The Anniversary of Ryokan's Death Day, January 6, 2009

January 6, 2009
The Anniversary of Ryokan's Death Day

Today is the anniversary of Ryokan's death day.  He died quietly on a snowy morning in 1831 with friends at his bedside.  Hundreds and hundreds of people attended his funeral several days later to pay honor to the beloved hermit priest/poet/artist-calligrapher.  
He comes alive in this age,  his poems translated far and wide into many languages.  What would we do without him, without his simple teachings that wind deeper and deeper into the heart the more we recite them!

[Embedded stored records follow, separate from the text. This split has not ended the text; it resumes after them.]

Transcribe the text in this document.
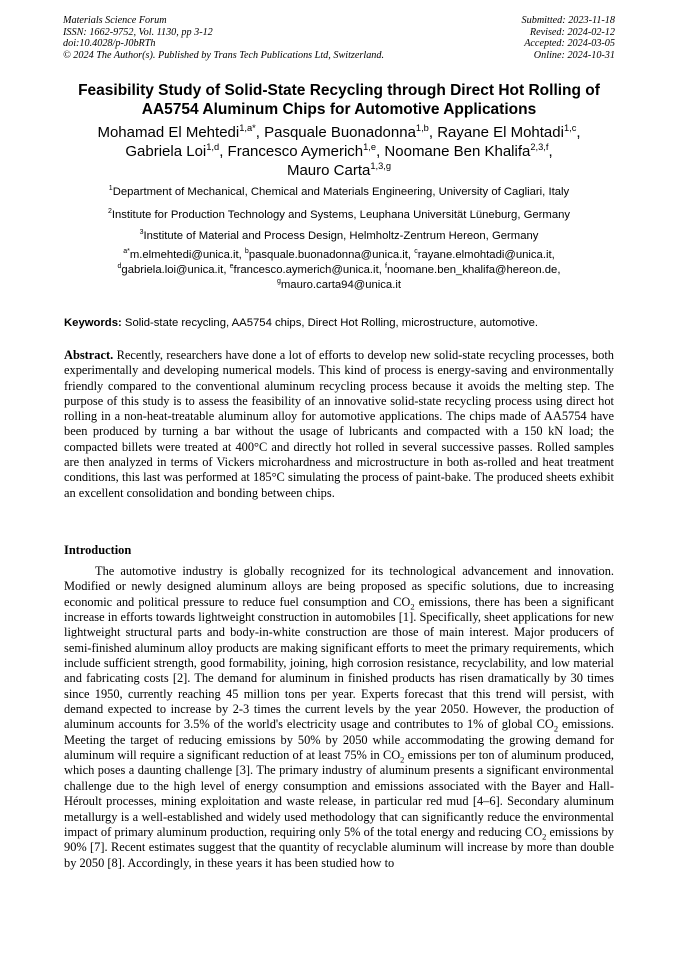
Materials Science Forum
ISSN: 1662-9752, Vol. 1130, pp 3-12
doi:10.4028/p-J0bRTh
© 2024 The Author(s). Published by Trans Tech Publications Ltd, Switzerland.
Submitted: 2023-11-18
Revised: 2024-02-12
Accepted: 2024-03-05
Online: 2024-10-31
Feasibility Study of Solid-State Recycling through Direct Hot Rolling of
AA5754 Aluminum Chips for Automotive Applications
Mohamad El Mehtedi$^{1,a*}$, Pasquale Buonadonna$^{1,b}$, Rayane El Mohtadi$^{1,c}$,
Gabriela Loi$^{1,d}$, Francesco Aymerich$^{1,e}$, Noomane Ben Khalifa$^{2,3,f}$,
Mauro Carta$^{1,3,g}$
$^1$Department of Mechanical, Chemical and Materials Engineering, University of Cagliari, Italy
$^2$Institute for Production Technology and Systems, Leuphana Universität Lüneburg, Germany
$^3$Institute of Material and Process Design, Helmholtz-Zentrum Hereon, Germany
$^{a*}$m.elmehtedi@unica.it, $^b$pasquale.buonadonna@unica.it, $^c$rayane.elmohtadi@unica.it,
$^d$gabriela.loi@unica.it, $^e$francesco.aymerich@unica.it, $^f$noomane.ben_khalifa@hereon.de,
$^g$mauro.carta94@unica.it
Keywords: Solid-state recycling, AA5754 chips, Direct Hot Rolling, microstructure, automotive.
Abstract. Recently, researchers have done a lot of efforts to develop new solid-state recycling processes, both experimentally and developing numerical models. This kind of process is energy-saving and environmentally friendly compared to the conventional aluminum recycling process because it avoids the melting step. The purpose of this study is to assess the feasibility of an innovative solid-state recycling process using direct hot rolling in a non-heat-treatable aluminum alloy for automotive applications. The chips made of AA5754 have been produced by turning a bar without the usage of lubricants and compacted with a 150 kN load; the compacted billets were treated at 400°C and directly hot rolled in several successive passes. Rolled samples are then analyzed in terms of Vickers microhardness and microstructure in both as-rolled and heat treatment conditions, this last was performed at 185°C simulating the process of paint-bake. The produced sheets exhibit an excellent consolidation and bonding between chips.
Introduction
The automotive industry is globally recognized for its technological advancement and innovation. Modified or newly designed aluminum alloys are being proposed as specific solutions, due to increasing economic and political pressure to reduce fuel consumption and $CO_2$ emissions, there has been a significant increase in efforts towards lightweight construction in automobiles [1]. Specifically, sheet applications for new lightweight structural parts and body-in-white construction are those of main interest. Major producers of semi-finished aluminum alloy products are making significant efforts to meet the primary requirements, which include sufficient strength, good formability, joining, high corrosion resistance, recyclability, and low material and fabricating costs [2]. The demand for aluminum in finished products has risen dramatically by 30 times since 1950, currently reaching 45 million tons per year. Experts forecast that this trend will persist, with demand expected to increase by 2-3 times the current levels by the year 2050. However, the production of aluminum accounts for 3.5% of the world's electricity usage and contributes to 1% of global $CO_2$ emissions. Meeting the target of reducing emissions by 50% by 2050 while accommodating the growing demand for aluminum will require a significant reduction of at least 75% in $CO_2$ emissions per ton of aluminum produced, which poses a daunting challenge [3]. The primary industry of aluminum presents a significant environmental challenge due to the high level of energy consumption and emissions associated with the Bayer and Hall-Héroult processes, mining exploitation and waste release, in particular red mud [4–6]. Secondary aluminum metallurgy is a well-established and widely used methodology that can significantly reduce the environmental impact of primary aluminum production, requiring only 5% of the total energy and reducing $CO_2$ emissions by 90% [7]. Recent estimates suggest that the quantity of recyclable aluminum will increase by more than double by 2050 [8]. Accordingly, in these years it has been studied how to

At Olympia Zen Center, we recite one of Ryokan's poems every morning as part of our liturgy.  It's a simple practice, but each time we chant those words, we create a resonance around the space that moves the teachings of Ryokan into the bones.  It's the simple act of every day doing that helps teach us about the abiding spirit that resides within and without.
What is your simple everyday practice?  Is it the simple, conscious, aware act of washing your face?  Is it the offering of a fresh cup of water on your home altar?  Now, in this New Year it is a fine time to renew that daily aware sacred action.  It is a fine time to begin.